RSS

Query Priority in Cortex

This article explores how the query priority can be used to improve availability and performance of critical queries.

Introduction

In high-scale monitoring environments, not all queries are created equal. Some queries power critical dashboards that need sub-second response times, while others are exploratory analytics that can tolerate delays. However, the queries from a tenant is handled FIFO (first-in-first-out), which could lead to a noisy-neighbor problem within the user.

Query FIFO

Cortex’s query priority feature addresses this challenge by allowing operators to reserve querier resources for high-priority queries.

What is Query Priority?

Query priority in Cortex enables you to classify queries based on various attributes and allocate dedicated querier resources to different priority levels. The system works by:

  1. Matching queries against configurable attributes (regex patterns, time ranges, API types, user agents, dashboard UIDs)
  2. Assigning priority levels to matched queries
  3. Reserving querier capacity as a percentage for each priority level

Query Priority

Configuration Example

query_priority:
  enabled: true
  default_priority: 0
  priorities:
    - priority: 100
      reserved_queriers: 0.1  # Reserve 10% of queriers
      query_attributes:
        - regex: ".*alert.*"  # Alert queries
    - priority: 50
      reserved_queriers: 0.05  # Reserve 5% of queriers
      query_attributes:
        - api_type: "query_range"
          time_range_limit:
            max: "1h"  # Dashboard queries (short range)
          user_agent_regex: "Grafana.*"

Benefits

1. Preventing Resource Starvation

The most compelling use case is protecting critical queries from resource-hungry analytical workloads. Without priority, a few expensive queries scanning months of data can starve dashboard queries, causing user-facing alerts to timeout.

2. SLA Differentiation

Organizations can offer different service levels:

  • Tier 1: Real-time dashboards and alerts (high priority)
  • Tier 2: Business intelligence queries (medium priority)
  • Tier 3: Ad-hoc exploration and data exports (low priority)

Drawbacks

1. Resource Underutilization

Reserved queriers sit idle when high-priority queries aren’t running.

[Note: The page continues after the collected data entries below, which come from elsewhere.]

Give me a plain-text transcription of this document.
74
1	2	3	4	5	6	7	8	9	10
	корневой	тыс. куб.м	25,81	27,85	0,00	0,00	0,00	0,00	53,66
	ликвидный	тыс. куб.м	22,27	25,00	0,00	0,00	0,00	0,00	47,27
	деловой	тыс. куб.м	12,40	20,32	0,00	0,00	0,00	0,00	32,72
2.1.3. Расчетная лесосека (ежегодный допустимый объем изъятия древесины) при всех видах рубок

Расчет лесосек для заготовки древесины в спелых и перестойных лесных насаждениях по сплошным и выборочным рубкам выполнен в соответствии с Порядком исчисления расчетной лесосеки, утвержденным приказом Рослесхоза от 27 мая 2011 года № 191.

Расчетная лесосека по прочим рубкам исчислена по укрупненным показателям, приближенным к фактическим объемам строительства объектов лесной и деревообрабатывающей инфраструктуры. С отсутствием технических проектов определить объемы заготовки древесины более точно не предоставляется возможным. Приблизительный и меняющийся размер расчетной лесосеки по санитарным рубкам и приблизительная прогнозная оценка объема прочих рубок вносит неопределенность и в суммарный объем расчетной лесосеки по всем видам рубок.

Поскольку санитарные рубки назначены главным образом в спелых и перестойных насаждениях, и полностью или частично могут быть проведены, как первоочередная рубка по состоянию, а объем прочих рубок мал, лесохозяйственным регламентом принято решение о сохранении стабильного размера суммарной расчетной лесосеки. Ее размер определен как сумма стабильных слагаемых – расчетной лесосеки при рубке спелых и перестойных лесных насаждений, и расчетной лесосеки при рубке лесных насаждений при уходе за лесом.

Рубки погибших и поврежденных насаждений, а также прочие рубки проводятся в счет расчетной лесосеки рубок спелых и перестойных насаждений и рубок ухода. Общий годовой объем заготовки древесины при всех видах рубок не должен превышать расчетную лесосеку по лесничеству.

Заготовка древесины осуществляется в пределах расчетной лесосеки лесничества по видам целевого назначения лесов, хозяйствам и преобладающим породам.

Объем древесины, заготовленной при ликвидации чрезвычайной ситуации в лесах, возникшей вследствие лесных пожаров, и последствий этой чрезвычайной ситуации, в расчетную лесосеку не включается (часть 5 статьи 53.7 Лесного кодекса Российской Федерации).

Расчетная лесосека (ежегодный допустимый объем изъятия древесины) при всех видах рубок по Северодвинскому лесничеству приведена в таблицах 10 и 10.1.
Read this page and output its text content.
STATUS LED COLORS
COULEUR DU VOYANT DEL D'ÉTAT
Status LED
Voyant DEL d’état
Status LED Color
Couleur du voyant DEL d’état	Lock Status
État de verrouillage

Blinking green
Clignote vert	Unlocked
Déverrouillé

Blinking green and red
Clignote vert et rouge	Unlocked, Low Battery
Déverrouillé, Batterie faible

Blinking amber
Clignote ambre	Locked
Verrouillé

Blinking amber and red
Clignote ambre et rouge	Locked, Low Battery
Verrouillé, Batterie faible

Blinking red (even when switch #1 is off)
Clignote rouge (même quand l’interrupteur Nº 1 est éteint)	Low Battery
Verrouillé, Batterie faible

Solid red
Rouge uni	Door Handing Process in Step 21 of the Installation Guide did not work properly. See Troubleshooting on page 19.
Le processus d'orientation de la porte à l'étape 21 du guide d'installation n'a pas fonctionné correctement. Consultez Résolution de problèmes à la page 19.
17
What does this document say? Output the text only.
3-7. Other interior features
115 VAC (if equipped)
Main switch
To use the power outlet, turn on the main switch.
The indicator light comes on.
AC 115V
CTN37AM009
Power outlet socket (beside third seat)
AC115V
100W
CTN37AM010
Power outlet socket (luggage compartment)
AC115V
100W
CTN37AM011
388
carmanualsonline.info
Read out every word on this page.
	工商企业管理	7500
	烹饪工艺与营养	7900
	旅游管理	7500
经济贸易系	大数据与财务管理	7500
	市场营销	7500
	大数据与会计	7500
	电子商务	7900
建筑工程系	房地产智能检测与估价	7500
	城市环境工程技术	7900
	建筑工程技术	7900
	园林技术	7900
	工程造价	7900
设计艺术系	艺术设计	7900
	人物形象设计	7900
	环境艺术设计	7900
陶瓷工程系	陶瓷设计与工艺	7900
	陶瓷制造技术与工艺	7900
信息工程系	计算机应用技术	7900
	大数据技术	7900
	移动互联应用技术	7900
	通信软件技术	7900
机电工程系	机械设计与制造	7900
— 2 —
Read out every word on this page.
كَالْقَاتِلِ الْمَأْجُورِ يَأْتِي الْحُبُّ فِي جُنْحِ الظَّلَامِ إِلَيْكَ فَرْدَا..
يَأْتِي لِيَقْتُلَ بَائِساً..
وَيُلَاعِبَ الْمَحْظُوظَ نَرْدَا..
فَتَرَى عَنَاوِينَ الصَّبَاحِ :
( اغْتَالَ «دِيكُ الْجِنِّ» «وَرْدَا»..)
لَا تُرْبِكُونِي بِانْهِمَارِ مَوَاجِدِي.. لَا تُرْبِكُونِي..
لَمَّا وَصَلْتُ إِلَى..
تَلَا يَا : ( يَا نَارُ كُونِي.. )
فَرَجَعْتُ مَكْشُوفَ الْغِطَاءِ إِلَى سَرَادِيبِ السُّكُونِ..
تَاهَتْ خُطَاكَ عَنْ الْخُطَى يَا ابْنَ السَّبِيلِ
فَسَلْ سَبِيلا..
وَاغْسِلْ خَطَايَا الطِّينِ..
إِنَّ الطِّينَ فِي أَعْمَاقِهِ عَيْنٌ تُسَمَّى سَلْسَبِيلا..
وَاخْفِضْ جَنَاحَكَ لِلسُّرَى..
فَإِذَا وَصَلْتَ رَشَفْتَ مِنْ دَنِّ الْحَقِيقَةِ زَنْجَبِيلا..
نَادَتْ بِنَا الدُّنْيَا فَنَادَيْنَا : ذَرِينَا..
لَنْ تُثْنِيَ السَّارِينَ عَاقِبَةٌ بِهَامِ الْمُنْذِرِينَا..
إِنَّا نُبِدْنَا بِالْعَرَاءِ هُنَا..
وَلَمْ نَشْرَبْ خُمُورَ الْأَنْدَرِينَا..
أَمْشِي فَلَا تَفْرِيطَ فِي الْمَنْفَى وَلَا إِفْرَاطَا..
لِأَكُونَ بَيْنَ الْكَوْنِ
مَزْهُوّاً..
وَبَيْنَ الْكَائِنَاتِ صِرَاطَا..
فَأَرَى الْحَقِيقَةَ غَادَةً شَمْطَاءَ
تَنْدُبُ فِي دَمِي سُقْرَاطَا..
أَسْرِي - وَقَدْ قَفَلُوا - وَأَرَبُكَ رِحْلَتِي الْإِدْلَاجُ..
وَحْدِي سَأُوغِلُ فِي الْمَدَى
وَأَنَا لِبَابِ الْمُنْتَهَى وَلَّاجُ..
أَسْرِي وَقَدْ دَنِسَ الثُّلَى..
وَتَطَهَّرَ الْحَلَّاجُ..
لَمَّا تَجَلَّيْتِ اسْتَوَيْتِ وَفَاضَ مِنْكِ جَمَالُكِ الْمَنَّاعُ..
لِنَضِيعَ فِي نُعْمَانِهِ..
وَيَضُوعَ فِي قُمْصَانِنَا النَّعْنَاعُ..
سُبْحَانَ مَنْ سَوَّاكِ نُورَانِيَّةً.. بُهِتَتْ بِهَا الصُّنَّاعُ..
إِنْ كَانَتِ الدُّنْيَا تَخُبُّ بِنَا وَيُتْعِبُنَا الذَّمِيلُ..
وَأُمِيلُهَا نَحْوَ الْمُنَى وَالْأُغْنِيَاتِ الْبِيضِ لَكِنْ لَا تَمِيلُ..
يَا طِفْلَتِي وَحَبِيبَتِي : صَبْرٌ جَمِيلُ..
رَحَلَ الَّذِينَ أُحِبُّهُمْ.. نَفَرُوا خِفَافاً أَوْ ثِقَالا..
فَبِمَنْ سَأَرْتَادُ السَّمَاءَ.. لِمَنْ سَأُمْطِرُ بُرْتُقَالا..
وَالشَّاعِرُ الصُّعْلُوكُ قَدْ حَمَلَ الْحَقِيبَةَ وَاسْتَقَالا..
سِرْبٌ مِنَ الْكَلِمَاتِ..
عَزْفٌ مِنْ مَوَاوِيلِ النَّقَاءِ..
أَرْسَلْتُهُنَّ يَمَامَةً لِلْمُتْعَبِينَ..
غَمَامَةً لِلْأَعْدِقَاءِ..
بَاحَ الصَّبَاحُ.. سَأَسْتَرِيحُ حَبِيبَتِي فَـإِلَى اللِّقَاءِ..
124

If you reserve 30% capacity for dashboard queries that only use 10% during off-peak hours, you’re wasting 20% of your infrastructure.

2. Configuration Complexity

Query attributes require careful tuning:

  • Regex patterns can be brittle and hard to maintain
  • Time window matching needs constant adjustment as usage patterns evolve
  • Dashboard UID matching breaks when dashboards are recreated

Best Practices

When to use query priority

  • High query volume with mixed workload types
  • Clear SLA requirements that justify the complexity
  • Stable query patterns that won’t require frequent reconfiguration

When to avoid it:

  • Homogeneous workloads where all queries have similar requirements
  • Unstable environments where query patterns change frequently

Conclusion

If your users have different SLA requirements depending on their query patterns that’s consistent, this is a power feature that helps towards meeting expected availability and performance for queries. There is also plenty of room for this logic to be improved in the future, such that it self-adapts to the query pattern of the users and dynamically assign priorities to balance SLAs with fairness across different query patterns.